Что же касается Л. М. Сибирякова, то я уже знал его по Киеву. Огромная фигура, такой же огромный голос, идеально обработанный, мягкий, певучий, как струна первоклассной виолончели. Но... никакой артистической культуры, никакого актерского мастерства, никакого сценического образа. Кроме чисто вокальных возможностей, которые дает добросовестное штудирование нот и точное исполнение указанных композитором более или менее элементарных динамических нюансов, у Сибирякова ничего не было. К тому же он заметно шепелявил, отличался нечетким и нечистым произношением.

Невольно возникал вопрос: на какой же степени культуры находится вся эта масса слушателей, которая охотно простаивает в очереди у кассы и платит сравнительно большие деньги, чтобы слушать, по существу, один только голос, воспринимать одну лишь голосовую стихию, прощая артисту его невысокий художественный интеллект? Причем это происходит не в провинции, а в Петербурге!

<Стр. 201>

При этом Сибиряков служит не в Народном доме, а в Мариинском театре, где поет Вотана в одном спектакле с И. В. Ершовым или Мельника с Л. В. Собиновым!
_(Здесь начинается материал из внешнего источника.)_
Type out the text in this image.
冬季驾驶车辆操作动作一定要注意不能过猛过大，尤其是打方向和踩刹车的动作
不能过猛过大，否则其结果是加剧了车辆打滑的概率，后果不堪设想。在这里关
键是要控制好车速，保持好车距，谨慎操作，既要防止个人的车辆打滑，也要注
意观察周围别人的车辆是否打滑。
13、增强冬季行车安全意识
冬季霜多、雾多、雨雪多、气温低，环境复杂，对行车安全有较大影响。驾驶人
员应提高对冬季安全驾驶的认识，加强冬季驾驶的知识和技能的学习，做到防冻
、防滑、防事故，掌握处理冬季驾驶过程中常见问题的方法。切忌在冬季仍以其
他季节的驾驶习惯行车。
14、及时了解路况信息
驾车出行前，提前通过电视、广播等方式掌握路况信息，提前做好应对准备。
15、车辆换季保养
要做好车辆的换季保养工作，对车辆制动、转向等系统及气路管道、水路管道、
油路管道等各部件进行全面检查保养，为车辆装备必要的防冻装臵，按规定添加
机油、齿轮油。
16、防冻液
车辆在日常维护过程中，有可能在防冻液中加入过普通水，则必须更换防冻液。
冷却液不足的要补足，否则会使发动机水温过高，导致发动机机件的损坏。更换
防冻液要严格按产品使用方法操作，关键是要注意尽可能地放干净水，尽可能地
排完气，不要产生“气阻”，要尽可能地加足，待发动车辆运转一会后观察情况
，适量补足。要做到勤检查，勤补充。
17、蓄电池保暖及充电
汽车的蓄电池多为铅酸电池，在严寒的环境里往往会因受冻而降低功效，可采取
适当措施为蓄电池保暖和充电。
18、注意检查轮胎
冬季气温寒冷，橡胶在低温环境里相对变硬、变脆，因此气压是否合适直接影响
А тем временем спектакль продолжается, и, пока я поглощен своими сомнениями, Сибиряков во второй раз заканчивает арию о клевете. Зал беснуется, молодежь, густо заполняющая променуары, кричит «бис», топает ногами и устраивает ритмически точные залпы аплодисментов. Оглядываюсь на соседей — вижу довольные, счастливые лица...

Сибиряков начинает арию в третий раз, правда, уже с середины. Внимательно прислушиваюсь. И что же я слышу? Огромную волну мягкого голоса, по силе феноменального, в котором верхи и низы звучат одинаково сочно и полновесно, середина налита тяжелой массой чудесного звука,— голоса, в котором форте и пиано одинаково полнозвучны и неколебимо прочно стоят на воздушном столбе, то есть отлично оперты на дыхание. И я уже прощаю певцу, что слова: «И как бомба разрываясь» — он произносит: «И как бонбы разриваясс»... Потому что... потому что при самом критическом настроении все же трудно остаться равнодушным к этому великолепному голосу, так хорошо поставленному, отличающемуся идеальной интонацией и редчайшей певучестью.

В то время я еще не видел Шаляпина в роли дона Базилио. Но я помнил прекрасного певца-актера В. А. Лосского. Он дал замечательный образ пронырливого жулика, образ своеобразный, отнюдь не похожий на распространенный итальянский штамп, бытующий, как говорят, еще со времен Россини. Это и не копия с Ф. И. Шаляпина, как я впоследствии убедился, а свое собственное создание. В той же роли я уже знал культурного артиста Г. А. Боссе, обладавшего отличным комическим талантом. Наконец, я совсем незадолго до того видел насквозь русского, домашне-уютного какого-то, но в своем роде тоже очень интересного дона Базилио — П. И. Цесевича.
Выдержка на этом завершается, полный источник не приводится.